The results of the genotyping and the information that farmers will need to ensure they can comply with the scheme requirements will be provided to all farmers in the scheme.

  • The genotyping requirement is 60% of their herd. Please explain this?

Each herd will have a number of eligible cows on which its payment is based (i.e., the number of suckler cows with a calving on the farm in 2014). This number of cows defines the level of genotyping that will be undertaken on the farm.

The number to be genotyped will be 60% of the number of eligible cows for each year of the scheme. Therefore in a herd with 20 eligible cows, the scheme will be genotyping 12 animals per year.

This is higher than the number last year, as last years scheme was simply focused on undertaking the research to be able to produce genomic evaluations.

For the scheme to work effectively we now need to use these genomic evaluations on all potential breeding animals within scheme herds. This works out at about 60% of all animals.

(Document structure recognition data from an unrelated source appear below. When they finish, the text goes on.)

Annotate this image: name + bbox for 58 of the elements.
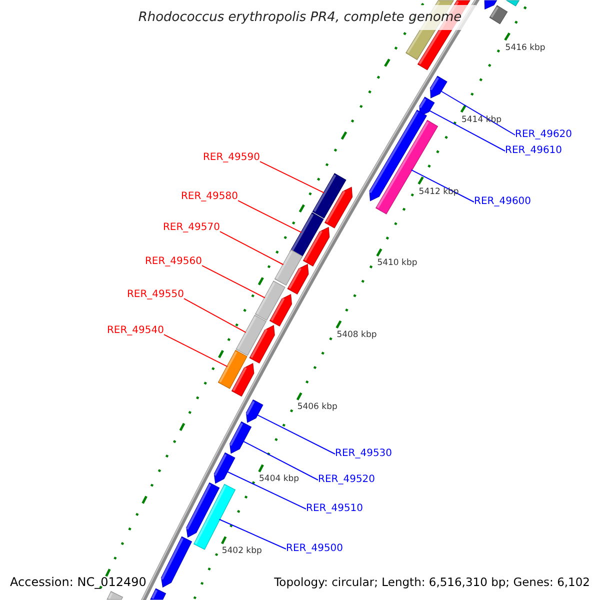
gene-label: RER_49510 [306, 503, 364, 515]
gene-bar [186, 482, 220, 538]
gene-label: RER_49580 [180, 191, 238, 203]
gene-bar [231, 363, 254, 397]
gene-bar [161, 536, 192, 588]
gene-label: RER_49590 [202, 152, 260, 164]
gene-bar [287, 264, 309, 294]
leader-line [428, 110, 506, 152]
leader-line [410, 169, 474, 202]
scale-label: 5416 kbp [505, 42, 546, 54]
gene-bar [376, 120, 438, 214]
gene-bar [430, 76, 448, 98]
gene-bar [249, 325, 275, 364]
gene-bar [150, 588, 166, 600]
gene-label: RER_49620 [515, 129, 572, 141]
scale-label: 5402 kbp [222, 545, 262, 558]
leader-line [256, 414, 336, 454]
gene-label: RER_49600 [474, 196, 532, 208]
leader-line [226, 471, 306, 510]
accession-label: Accession: NC_012490 [10, 576, 146, 588]
gene-bar [214, 452, 236, 484]
gene-bar [324, 186, 353, 228]
gene-bar [246, 399, 264, 423]
gene-label: RER_49500 [286, 543, 344, 555]
gene-bar [269, 294, 292, 327]
gene-bar [236, 314, 267, 356]
gene-label: RER_49530 [335, 448, 392, 460]
gene-label: RER_49550 [126, 289, 184, 301]
leader-line [184, 298, 246, 333]
gene-bar [274, 249, 303, 286]
leader-line [242, 440, 318, 480]
leader-line [164, 334, 228, 368]
gene-bar [302, 226, 330, 266]
gene-bar [489, 5, 508, 24]
gene-bar [254, 280, 286, 321]
leader-line [220, 231, 284, 266]
scale-label: 5410 kbp [377, 257, 418, 270]
gene-bar [218, 350, 248, 389]
leader-line [238, 200, 302, 233]
gene-label: RER_49540 [106, 325, 164, 337]
gene-bar [230, 421, 252, 454]
gene-bar [484, 0, 498, 10]
leader-line [218, 518, 286, 550]
leader-line [440, 90, 516, 136]
genome-info-label: Topology: circular; Length: 6,516,310 bp; Genes: 6,102 [274, 576, 590, 588]
scale-label: 5406 kbp [297, 401, 338, 414]
scale-label: 5404 kbp [259, 473, 300, 486]
scale-label: 5408 kbp [336, 329, 377, 342]
gene-label: RER_49610 [505, 145, 562, 157]
gene-bar [312, 173, 346, 218]
gene-label: RER_49520 [318, 474, 376, 486]
gene-bar [290, 212, 324, 259]
gene-label: RER_49560 [144, 256, 202, 268]
gene-bar [106, 591, 124, 600]
leader-line [202, 265, 266, 298]
leader-line [260, 161, 325, 194]
gene-label: RER_49570 [162, 222, 220, 234]
gene-bar [419, 96, 435, 116]
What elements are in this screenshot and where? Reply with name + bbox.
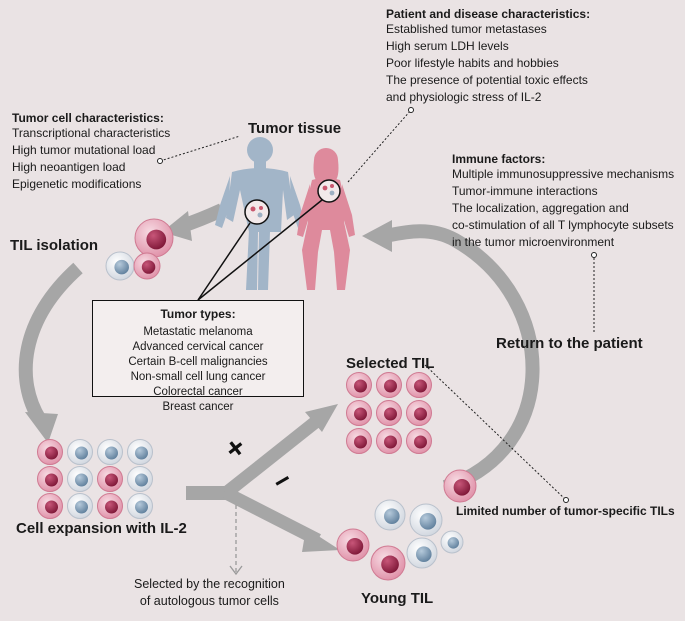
arrow-to-selected (221, 414, 323, 499)
tumor-cell-item: High neoantigen load (12, 160, 126, 174)
patient-characteristics: Patient and disease characteristics: Est… (386, 7, 590, 106)
expansion-cell (67, 466, 93, 492)
tumor-type-item: Advanced cervical cancer (132, 341, 264, 353)
selected-by-line-1: Selected by the recognition (134, 577, 285, 591)
selected-til-cell (406, 428, 432, 454)
tumor-type-item: Non-small cell lung cancer (130, 371, 266, 383)
immune-item: Tumor-immune interactions (452, 184, 598, 198)
expansion-cell (37, 439, 63, 465)
minus-sign: − (267, 463, 297, 498)
arrow-to-expansion (18, 262, 83, 424)
arrows (18, 203, 540, 546)
male-figure (215, 137, 305, 290)
selected-til-cell (376, 400, 402, 426)
tumor-type-item: Breast cancer (162, 401, 234, 413)
cell-expansion-label: Cell expansion with IL-2 (16, 520, 187, 537)
expansion-cell (97, 439, 123, 465)
plus-sign: + (219, 430, 253, 467)
female-figure (297, 148, 355, 290)
patient-item: Poor lifestyle habits and hobbies (386, 56, 559, 70)
selected-til-label: Selected TIL (346, 355, 435, 372)
expansion-cell (97, 493, 123, 519)
expansion-cell (37, 493, 63, 519)
dashed-arrowhead (229, 565, 243, 576)
immune-title: Immune factors (452, 152, 542, 166)
arrow-to-young (223, 487, 321, 546)
isolation-cell-pink (133, 252, 161, 280)
young-til-cell-blue (406, 537, 438, 569)
patient-item: and physiologic stress of IL-2 (386, 90, 542, 104)
selected-til-cell (376, 428, 402, 454)
leader-limited (424, 364, 567, 501)
leader-tumor-cell (159, 135, 241, 162)
young-til-label: Young TIL (361, 590, 434, 607)
patient-title: Patient and disease characteristics (386, 7, 587, 21)
arrowhead-young (302, 528, 340, 552)
selected-til-cell (346, 428, 372, 454)
selected-til-cell (376, 372, 402, 398)
young-til-cell-blue (374, 499, 406, 531)
young-til-cell-pink (336, 528, 370, 562)
young-til-cell-blue (409, 503, 443, 537)
expansion-cell (127, 466, 153, 492)
selected-by-label: Selected by the recognition of autologou… (134, 576, 285, 610)
isolation-cell-pink (134, 218, 174, 258)
arrowhead-selected (305, 404, 338, 432)
tumor-type-item: Certain B-cell malignancies (128, 356, 268, 368)
young-til-cell-pink (370, 545, 406, 581)
tumor-types-colon: : (231, 307, 236, 321)
tumor-types-box: Tumor types: Metastatic melanoma Advance… (92, 300, 304, 413)
arrow-return (383, 224, 540, 494)
tumor-cell-item: High tumor mutational load (12, 143, 156, 157)
tumor-magnifier-male (197, 199, 270, 301)
selected-by-line-2: of autologous tumor cells (139, 594, 279, 608)
patient-item: High serum LDH levels (386, 39, 509, 53)
expansion-cell (37, 466, 63, 492)
arrowheads (25, 211, 392, 552)
tumor-types-list: Metastatic melanoma Advanced cervical ca… (93, 325, 303, 415)
selected-til-cell (406, 372, 432, 398)
expansion-cell (127, 493, 153, 519)
leader-endpoints (157, 107, 597, 503)
tumor-type-item: Colorectal cancer (153, 386, 243, 398)
immune-factors: Immune factors: Multiple immunosuppressi… (452, 152, 674, 251)
patient-item: The presence of potential toxic effects (386, 73, 588, 87)
arrowhead-expansion (25, 412, 58, 443)
immune-item: co-stimulation of all T lymphocyte subse… (452, 218, 674, 232)
tumor-cell-colon: : (159, 111, 164, 125)
leader-patient (347, 109, 412, 183)
tumor-cell-characteristics: Tumor cell characteristics: Transcriptio… (12, 111, 170, 193)
selected-til-cell (406, 400, 432, 426)
immune-colon: : (541, 152, 546, 166)
immune-item: Multiple immunosuppressive mechanisms (452, 167, 675, 181)
arrowhead-return (362, 220, 392, 252)
til-isolation-label: TIL isolation (10, 237, 99, 254)
immune-item: in the tumor microenvironment (452, 235, 615, 249)
tumor-cell-title: Tumor cell characteristics (12, 111, 160, 125)
patient-item: Established tumor metastases (386, 22, 547, 36)
tumor-cell-item: Transcriptional characteristics (12, 126, 171, 140)
expansion-cell (127, 439, 153, 465)
selected-til-cell (346, 372, 372, 398)
expansion-cell (67, 493, 93, 519)
isolation-cell-blue (105, 251, 135, 281)
selected-til-cell (346, 400, 372, 426)
tumor-magnifier-female (197, 179, 341, 301)
limited-label: Limited number of tumor-specific TILs (456, 504, 675, 518)
tumor-types-title: Tumor types (160, 307, 232, 321)
patient-colon: : (586, 7, 591, 21)
expansion-cell (97, 466, 123, 492)
tumor-type-item: Metastatic melanoma (143, 326, 253, 338)
immune-item: The localization, aggregation and (452, 201, 629, 215)
tumor-cell-item: Epigenetic modifications (12, 177, 142, 191)
young-til-cell-blue (440, 530, 464, 554)
cell-groups (37, 218, 477, 581)
return-label: Return to the patient (496, 335, 643, 352)
tumor-tissue-label: Tumor tissue (248, 120, 342, 137)
expansion-cell (67, 439, 93, 465)
leader-lines (159, 109, 595, 501)
young-til-cell-pink (443, 469, 477, 503)
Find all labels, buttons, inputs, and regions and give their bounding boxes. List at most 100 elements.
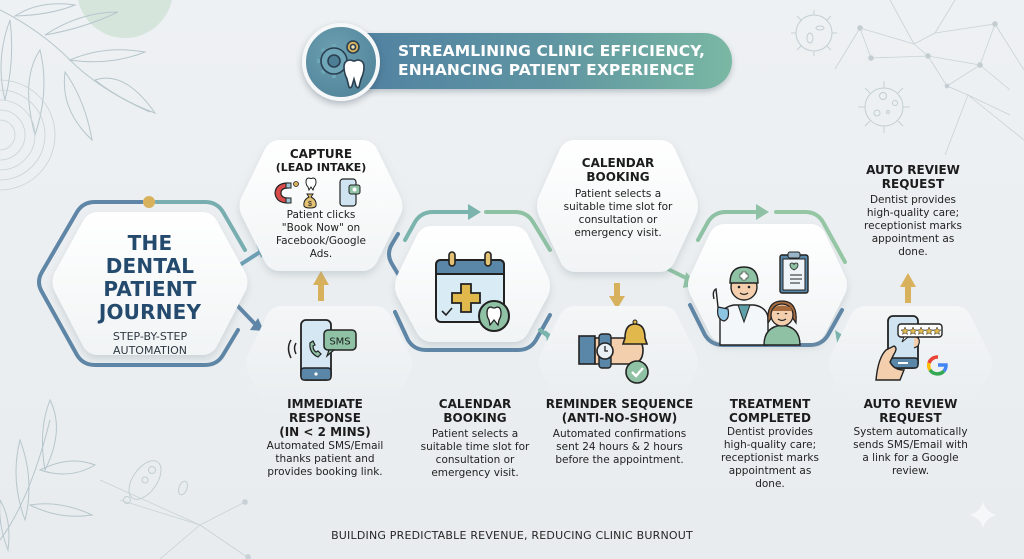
gold-arrow-up-capture <box>313 271 329 301</box>
desc-line: appointment as <box>728 465 812 477</box>
capture-icons: $ <box>250 177 392 209</box>
step-auto-review-bottom: AUTO REVIEW REQUEST System automatically… <box>838 397 983 478</box>
magnet-icon <box>274 181 299 204</box>
banner-badge <box>302 23 380 101</box>
desc-line: Patient selects a <box>574 188 662 200</box>
desc-line: Patient selects a <box>431 428 519 440</box>
header-banner: STREAMLINING CLINIC EFFICIENCY, ENHANCIN… <box>330 33 732 89</box>
desc-line: Ads. <box>309 248 333 260</box>
desc-line: receptionist marks <box>864 220 962 232</box>
desc-line: before the appointment. <box>555 454 684 466</box>
step-description: Automated SMS/Email thanks patient and p… <box>250 440 400 479</box>
gears-tooth-icon <box>317 40 365 89</box>
step-description: Dentist provides high-quality care; rece… <box>700 426 840 491</box>
desc-line: high-quality care; <box>866 207 960 219</box>
desc-line: System automatically <box>853 426 968 438</box>
bacteria-icon-left <box>123 460 188 504</box>
arrowhead <box>545 330 558 348</box>
leaf-branch-top-left <box>0 3 157 142</box>
phone-call-sms-icon: SMS <box>287 319 357 381</box>
arch-segment <box>484 210 552 252</box>
step-subtitle: (IN < 2 MINS) <box>279 425 371 439</box>
svg-text:$: $ <box>308 201 312 208</box>
desc-line: provides booking link. <box>267 466 383 478</box>
step-title: REQUEST <box>879 411 942 425</box>
arrowhead <box>683 272 698 288</box>
ripple-circles <box>0 79 56 191</box>
desc-line: receptionist marks <box>721 452 819 464</box>
desc-line: Automated confirmations <box>552 428 687 440</box>
title-line-1: THE <box>127 231 173 255</box>
step-calendar-booking: CALENDAR BOOKING Patient selects a suita… <box>400 397 550 480</box>
desc-line: consultation or <box>435 454 515 466</box>
step-title: TREATMENT <box>729 397 811 411</box>
subtitle-line-2: AUTOMATION <box>113 344 187 357</box>
money-bag-icon: $ <box>303 193 317 209</box>
sparkle-icon <box>970 502 996 528</box>
arrow-calendar-to-reminder <box>538 328 562 347</box>
step-treatment-completed: TREATMENT COMPLETED Dentist provides hig… <box>700 397 840 491</box>
arrow-reminder-to-treatment <box>658 263 692 282</box>
dentist-patient-icon <box>712 251 809 346</box>
desc-line: a link for a Google <box>862 452 959 464</box>
gold-dot <box>143 196 155 208</box>
desc-line: Facebook/Google <box>276 235 366 247</box>
desc-line: suitable time slot for <box>563 201 673 213</box>
desc-line: done. <box>755 478 785 490</box>
google-g-icon <box>926 355 948 376</box>
step-title: REMINDER SEQUENCE <box>545 397 694 411</box>
title-subtitle: STEP-BY-STEP AUTOMATION <box>92 330 208 358</box>
step-title: BOOKING <box>443 411 507 425</box>
step-title: REQUEST <box>881 177 945 191</box>
step-title: CAPTURE <box>289 147 353 161</box>
journey-title: THE DENTAL PATIENT JOURNEY STEP-BY-STEP … <box>92 232 208 358</box>
tooth-icon <box>305 177 317 191</box>
desc-line: high-quality care; <box>723 439 817 451</box>
wristwatch-bell-icon <box>578 319 649 384</box>
step-capture: CAPTURE (LEAD INTAKE) $ Patient clicks "… <box>250 147 392 261</box>
arrowhead <box>250 318 264 331</box>
step-title: CALENDAR <box>581 156 655 170</box>
desc-line: appointment as <box>871 233 955 245</box>
desc-line: emergency visit. <box>574 227 662 239</box>
desc-line: Dentist provides <box>726 426 814 438</box>
arrowhead <box>756 204 769 220</box>
step-description: System automatically sends SMS/Email wit… <box>838 426 983 478</box>
desc-line: Dentist provides <box>869 194 957 206</box>
title-line-2: DENTAL <box>105 254 195 278</box>
step-description: Patient selects a suitable time slot for… <box>543 188 693 240</box>
step-title: CALENDAR <box>438 397 512 411</box>
step-title: COMPLETED <box>729 411 811 425</box>
desc-line: consultation or <box>578 214 658 226</box>
step-immediate-response: IMMEDIATE RESPONSE (IN < 2 MINS) Automat… <box>250 397 400 479</box>
step-title: AUTO REVIEW <box>863 397 958 411</box>
phone-chat-icon <box>339 178 361 207</box>
step-description: Patient clicks "Book Now" on Facebook/Go… <box>250 209 392 261</box>
arrowhead <box>468 204 481 220</box>
step-description: Automated confirmations sent 24 hours & … <box>537 428 702 467</box>
desc-line: done. <box>898 246 928 258</box>
arrow-title-to-response <box>230 298 258 327</box>
desc-line: Patient clicks <box>286 209 356 221</box>
desc-line: emergency visit. <box>431 467 519 479</box>
step-description: Dentist provides high-quality care; rece… <box>843 194 983 259</box>
gold-arrow-down-reminder <box>609 283 625 309</box>
arch-treatment-top <box>696 210 760 242</box>
step-title: AUTO REVIEW <box>866 163 960 177</box>
banner-line-1: STREAMLINING CLINIC EFFICIENCY, <box>398 42 705 60</box>
step-title: IMMEDIATE <box>287 397 363 411</box>
green-blob <box>78 0 172 38</box>
step-description: Patient selects a suitable time slot for… <box>400 428 550 480</box>
phone-review-google-icon <box>875 315 948 381</box>
step-calendar-booking-top: CALENDAR BOOKING Patient selects a suita… <box>543 156 693 240</box>
desc-line: review. <box>891 465 930 477</box>
step-auto-review-top: AUTO REVIEW REQUEST Dentist provides hig… <box>843 163 983 259</box>
step-subtitle: (LEAD INTAKE) <box>275 161 367 174</box>
step-subtitle: (ANTI-NO-SHOW) <box>561 411 678 425</box>
step-title: BOOKING <box>586 170 650 184</box>
arch-response-to-calendar <box>403 210 472 242</box>
title-line-3: PATIENT <box>103 277 197 301</box>
gold-arrow-up-review <box>900 273 916 303</box>
title-line-4: JOURNEY <box>98 300 202 324</box>
desc-line: suitable time slot for <box>420 441 530 453</box>
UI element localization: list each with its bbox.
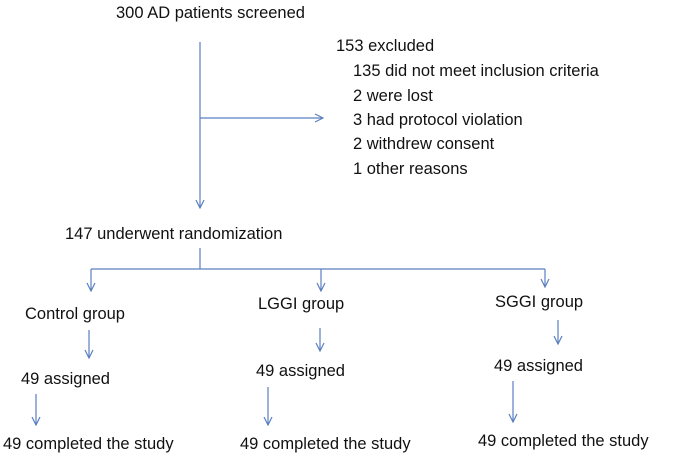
lggi-group-label: LGGI group [258, 295, 345, 313]
randomization-label: 147 underwent randomization [65, 225, 283, 243]
excluded-title: 153 excluded [336, 37, 435, 55]
exclusion-reason-item: 2 withdrew consent [353, 135, 495, 153]
lggi-completed-label: 49 completed the study [240, 435, 411, 453]
exclusion-reason-item: 3 had protocol violation [353, 111, 523, 129]
sggi-completed-label: 49 completed the study [478, 432, 649, 450]
sggi-group-label: SGGI group [495, 293, 584, 311]
lggi-assigned-label: 49 assigned [256, 362, 345, 380]
control-group-label: Control group [25, 305, 125, 323]
exclusion-reason-item: 135 did not meet inclusion criteria [353, 62, 599, 80]
screened-label: 300 AD patients screened [116, 4, 305, 22]
control-assigned-label: 49 assigned [21, 370, 110, 388]
control-completed-label: 49 completed the study [3, 435, 174, 453]
exclusion-reason-item: 1 other reasons [353, 160, 468, 178]
sggi-assigned-label: 49 assigned [494, 357, 583, 375]
exclusion-reason-item: 2 were lost [353, 87, 433, 105]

In the example provided above, the participant must retain 12 breeding animals, i.e. cows, calves, heifers and bulls that have not been previously genotyped, for genotyping each year

  • How much will I have to pay for genotyping?

The cost of the genotyping service is currently under tender. A final figure will not be known until later this year. However, it is expected to be lower than the €30 cost last year.

  • Can I use the white card as part of the scheme and then update the sire and calving data as part of the subsequent survey forms?

No. Initial calving events must be recorded via either; agfood.ie, farm management systems, and Animal Events.

This is to maximise the accuracy of data recording (i.e., at the time of the event) and also improve the efficiency of data collection as part of the scheme.

However, some of the calves that have been born in 2015 prior to the launch of the Programme will already have been registered using a white card and so additional information will be required for these animals.

  • Who pays for the genotyping?

The cost of genotyping will be netted from the farmer payment at each relevant payment run.